Immediately after we get to know Rourke; he’s a loner who wanders across the United States in search of, well, nothing in particular. Rourke has only one thing on his mind: to survive and kill as many of these mutants as possible. To this extent, he’s comes off as a pretty resourceful guy, with his armored car and an extensive weapon arsenal that makes the S.W.A.T. team look under-funded.
Further, Rourke keeps track of his ‘killings’ by carving incisions on his rifle by the help of his sharp dagger. So, it immediately becomes clear that the filmmakers were going for a western zombie flick (not sure if those exist apart this one) set in a modern-day post-apocalyptic America. Did they succeed? Well, for the lovers of this genre (not gonna lie, myself included) – they sure did.
Now let’s be honest: Daylight's End is a low-budget flick, and it’s actually holding real nice for a film of that caliber. The cinematography is quite decent, the sets are well-made, and the acting… well, this is where Daylight's End falters. The only two worthy performances are those of Johnny Strong as Rourke and Lance Henriksen playing Frank. Now, the story.
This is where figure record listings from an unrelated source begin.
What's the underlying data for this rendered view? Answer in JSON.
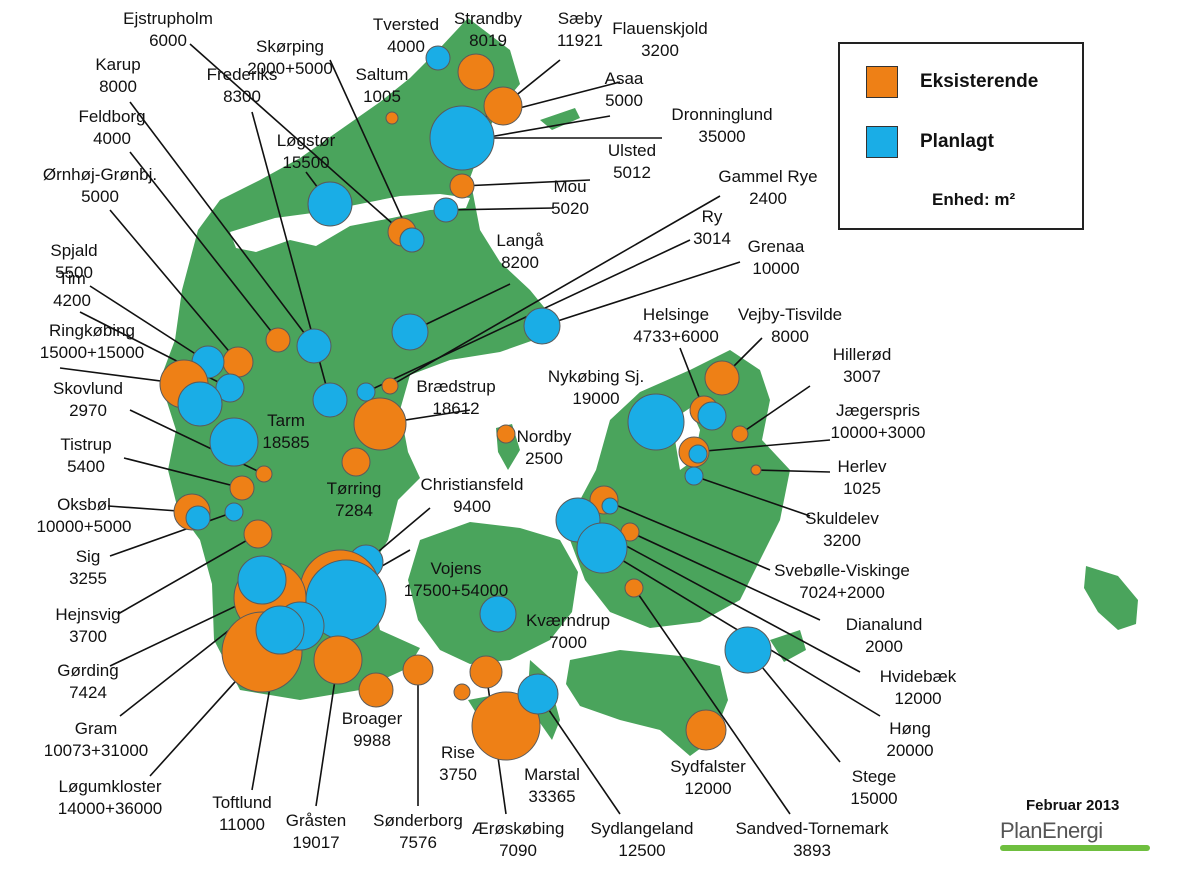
{
  "legend": {
    "existing_label": "Eksisterende",
    "planned_label": "Planlagt",
    "unit_label": "Enhed: m²"
  },
  "date_label": "Februar 2013",
  "brand": "PlanEnergi",
  "colors": {
    "existing": "#ee8016",
    "planned": "#1aade6",
    "land": "#4aa45c",
    "water": "#ffffff",
    "leader": "#111111"
  },
  "plants": [
    {
      "name": "Ejstrupholm",
      "size": "6000",
      "status": "existing"
    },
    {
      "name": "Skørping",
      "size": "2000+5000",
      "status": "mixed"
    },
    {
      "name": "Tversted",
      "size": "4000",
      "status": "planned"
    },
    {
      "name": "Strandby",
      "size": "8019",
      "status": "existing"
    },
    {
      "name": "Sæby",
      "size": "11921",
      "status": "existing"
    },
    {
      "name": "Flauenskjold",
      "size": "3200",
      "status": "existing"
    },
    {
      "name": "Karup",
      "size": "8000",
      "status": "planned"
    },
    {
      "name": "Frederiks",
      "size": "8300",
      "status": "planned"
    },
    {
      "name": "Saltum",
      "size": "1005",
      "status": "existing"
    },
    {
      "name": "Asaa",
      "size": "5000",
      "status": "planned"
    },
    {
      "name": "Feldborg",
      "size": "4000",
      "status": "existing"
    },
    {
      "name": "Løgstør",
      "size": "15500",
      "status": "planned"
    },
    {
      "name": "Dronninglund",
      "size": "35000",
      "status": "planned"
    },
    {
      "name": "Ulsted",
      "size": "5012",
      "status": "existing"
    },
    {
      "name": "Ørnhøj-Grønbj.",
      "size": "5000",
      "status": "existing"
    },
    {
      "name": "Mou",
      "size": "5020",
      "status": "planned"
    },
    {
      "name": "Gammel Rye",
      "size": "2400",
      "status": "existing"
    },
    {
      "name": "Spjald",
      "size": "5500",
      "status": "planned"
    },
    {
      "name": "Ry",
      "size": "3014",
      "status": "planned"
    },
    {
      "name": "Langå",
      "size": "8200",
      "status": "planned"
    },
    {
      "name": "Grenaa",
      "size": "10000",
      "status": "planned"
    },
    {
      "name": "Tim",
      "size": "4200",
      "status": "planned"
    },
    {
      "name": "Helsinge",
      "size": "4733+6000",
      "status": "mixed"
    },
    {
      "name": "Vejby-Tisvilde",
      "size": "8000",
      "status": "existing"
    },
    {
      "name": "Ringkøbing",
      "size": "15000+15000",
      "status": "mixed"
    },
    {
      "name": "Hillerød",
      "size": "3007",
      "status": "existing"
    },
    {
      "name": "Skovlund",
      "size": "2970",
      "status": "existing"
    },
    {
      "name": "Brædstrup",
      "size": "18612",
      "status": "existing"
    },
    {
      "name": "Nykøbing Sj.",
      "size": "19000",
      "status": "planned"
    },
    {
      "name": "Jægerspris",
      "size": "10000+3000",
      "status": "mixed"
    },
    {
      "name": "Tarm",
      "size": "18585",
      "status": "planned"
    },
    {
      "name": "Nordby",
      "size": "2500",
      "status": "existing"
    },
    {
      "name": "Tistrup",
      "size": "5400",
      "status": "existing"
    },
    {
      "name": "Herlev",
      "size": "1025",
      "status": "existing"
    },
    {
      "name": "Tørring",
      "size": "7284",
      "status": "existing"
    },
    {
      "name": "Christiansfeld",
      "size": "9400",
      "status": "planned"
    },
    {
      "name": "Oksbøl",
      "size": "10000+5000",
      "status": "mixed"
    },
    {
      "name": "Skuldelev",
      "size": "3200",
      "status": "planned"
    },
    {
      "name": "Sig",
      "size": "3255",
      "status": "planned"
    },
    {
      "name": "Vojens",
      "size": "17500+54000",
      "status": "mixed"
    },
    {
      "name": "Svebølle-Viskinge",
      "size": "7024+2000",
      "status": "mixed"
    },
    {
      "name": "Hejnsvig",
      "size": "3700",
      "status": "existing"
    },
    {
      "name": "Dianalund",
      "size": "2000",
      "status": "existing"
    },
    {
      "name": "Kværndrup",
      "size": "7000",
      "status": "planned"
    },
    {
      "name": "Gørding",
      "size": "7424",
      "status": "existing"
    },
    {
      "name": "Hvidebæk",
      "size": "12000",
      "status": "planned"
    },
    {
      "name": "Gram",
      "size": "10073+31000",
      "status": "mixed"
    },
    {
      "name": "Høng",
      "size": "20000",
      "status": "planned"
    },
    {
      "name": "Løgumkloster",
      "size": "14000+36000",
      "status": "mixed"
    },
    {
      "name": "Broager",
      "size": "9988",
      "status": "existing"
    },
    {
      "name": "Rise",
      "size": "3750",
      "status": "existing"
    },
    {
      "name": "Marstal",
      "size": "33365",
      "status": "existing"
    },
    {
      "name": "Sydfalster",
      "size": "12000",
      "status": "existing"
    },
    {
      "name": "Stege",
      "size": "15000",
      "status": "planned"
    },
    {
      "name": "Toftlund",
      "size": "11000",
      "status": "planned"
    },
    {
      "name": "Gråsten",
      "size": "19017",
      "status": "existing"
    },
    {
      "name": "Sønderborg",
      "size": "7576",
      "status": "existing"
    },
    {
      "name": "Ærøskøbing",
      "size": "7090",
      "status": "existing"
    },
    {
      "name": "Sydlangeland",
      "size": "12500",
      "status": "planned"
    },
    {
      "name": "Sandved-Tornemark",
      "size": "3893",
      "status": "existing"
    }
  ]
}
See, the story is very much a derivative of the better zombie flicks across the movieverse, but what’s really puzzling are the numerous dumb decisions made by characters that don’t need to be that dumb. Granted, the script isn’t stellar either, so the whole trouble with this aspect of the film may very well be the screenwriters’ fault.
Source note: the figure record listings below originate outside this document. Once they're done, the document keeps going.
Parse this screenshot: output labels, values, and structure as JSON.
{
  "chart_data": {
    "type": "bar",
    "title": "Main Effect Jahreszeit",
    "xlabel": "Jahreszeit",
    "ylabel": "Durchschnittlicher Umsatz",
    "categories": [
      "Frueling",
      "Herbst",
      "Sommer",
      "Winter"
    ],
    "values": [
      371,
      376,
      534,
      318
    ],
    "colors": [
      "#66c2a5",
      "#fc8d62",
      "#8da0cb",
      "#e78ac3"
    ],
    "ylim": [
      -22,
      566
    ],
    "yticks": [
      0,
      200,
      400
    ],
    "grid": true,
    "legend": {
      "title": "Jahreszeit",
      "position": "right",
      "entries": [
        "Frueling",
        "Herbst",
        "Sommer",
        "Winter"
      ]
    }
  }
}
Then comes the action, which is repetitive, boring, and downright ridiculous at times. Like that time when an some ex-policemen barricades themselves in a police station and try to hold on for their dear lives; here the action seemingly never stops, as these guys are constantly attacked by zombies in what seems like an infinite survival wave in a B- videogame. But OK.
Finally, is Daylight's End worth seeing? Well, surprisingly, yes. More so for the lovers of this genre as well, and for those who seek for new cinematic thrills, this is some pretty darn good entertainment if you ask me.